Наблюдения натуралиста. Ранневесеннее

Илья Калинин
Из окон на Большой Разночинной видна крыша гаража - гудроновая, закиданная пятнами подтаявшего снега и позеленевшим от времени реечным хламом.
На крыше днюет кошка.
Она там живёт: гудроновая сверху и белая внизу, будто специально мимикрировавшая под эту зимнюю крышу, с зеленым моховым глазом - и тот похож цветом на старые рейки.
Длинношерстная, всклокоченная, но спокойная.
Чем она промышляет на крыше целыми днями - неведомо, ибо кроме редко ветром приносимых воробьев и ворон - заклятых кошкиных врагов - никого не бывает там, только ветка тополя иногда упадет сверху, напугает, заставит встопорщиться шерсть и согнуться лапы.

Вороны ведут себя плохо в отношении кошки, обижают её, и почти никогда не дают спокойно посидеть.
То неожиданно спикирует от своего старого гнезда из надгаражного неба, распластав траченные временем крыла, свернёт резко в полете - кошка прижмётся вся, вжав уши, прянет в сторону с испугу - а обидчицы уже и след простыл. Сидит, покаркивая в другом конце двора и, кажется, ухмыляется, пропускает через клюв рассученные перья.

Или вот ещё - удумают зверя вдвоём травить, прыгая, всё боком, боком, вкруг неё, стараясь одновременно уцепить клювом за хвост и не попасть под удар лапы с отчаянно раздвинутыми пальцами-когтями. Испрыгаются до того, что, оскользнувшись на засырелом мхе, упадет какая-нибудь из них, увалившись на бок и даже на спину, вздёрнет себя в воздух, отчаянно перебрав крыльями - и унесутся, каркая то ли победно, то ли возмущённо.

Кошка (это именно кошка - видна издали узкая, женская мордочка её) бесит их тем что она есть, и ещё потому что вороны на местных тополях-переростках гнездятся, как и во всяком старом дворе, поколениями.
Это их небо, их осклизлые стучащие друг о друга ветки, их и крыша гаража, на которой они ищут то же, что их четверолапая визави: ничего - или покоя.
И ближе к теплу начинают они бедного зверя мучить в особенной методе, уже вполне практической - пытаясь добыть из её аккуратной шубки немного меха на выстилку своего гнезда.
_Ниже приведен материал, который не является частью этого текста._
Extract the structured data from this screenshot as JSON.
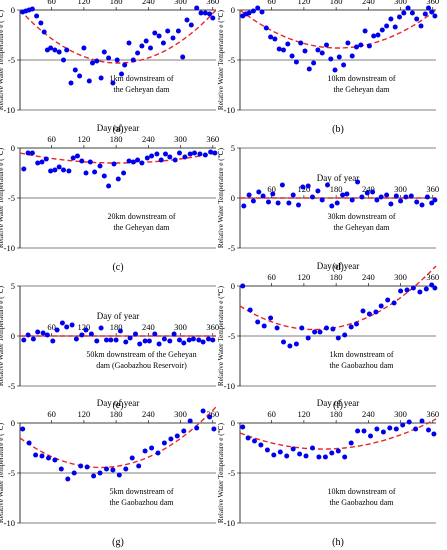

Тактика их изменяется; ходят вокруг кошки они по-прежнему вдвоём, но одна всегда раздражает фронтальное зрение жертвы, подпрыгивая и крича перед недоуменным болотно-моховым взглядом, вторая же не рискует попадать и в тыловой сектор обзора - крадётся, каждый раз отступая, к роскошному, бьющему во все стороны хвосту.
Улучила момент, простерлась почти по земле и - стукнула в кончик хвоста своим черным клювом-стилетом, вынув его оттуда уже изрядно опушенным, довольная. После чего обе срываются от всё еще недоумевающей жертвы, уносятся к гнезду и долго топчутся там, вкладывая свою мягкую драгоценность в подстилку.

Но это оправданное инстинктом продления рода развлечение - потом, а сейчас, в середине марта, до подстилки дело у серых супостатов ещё не дошло; только-только начинают надстраивать старое гнездо новыми, звонкими от холода сучьями.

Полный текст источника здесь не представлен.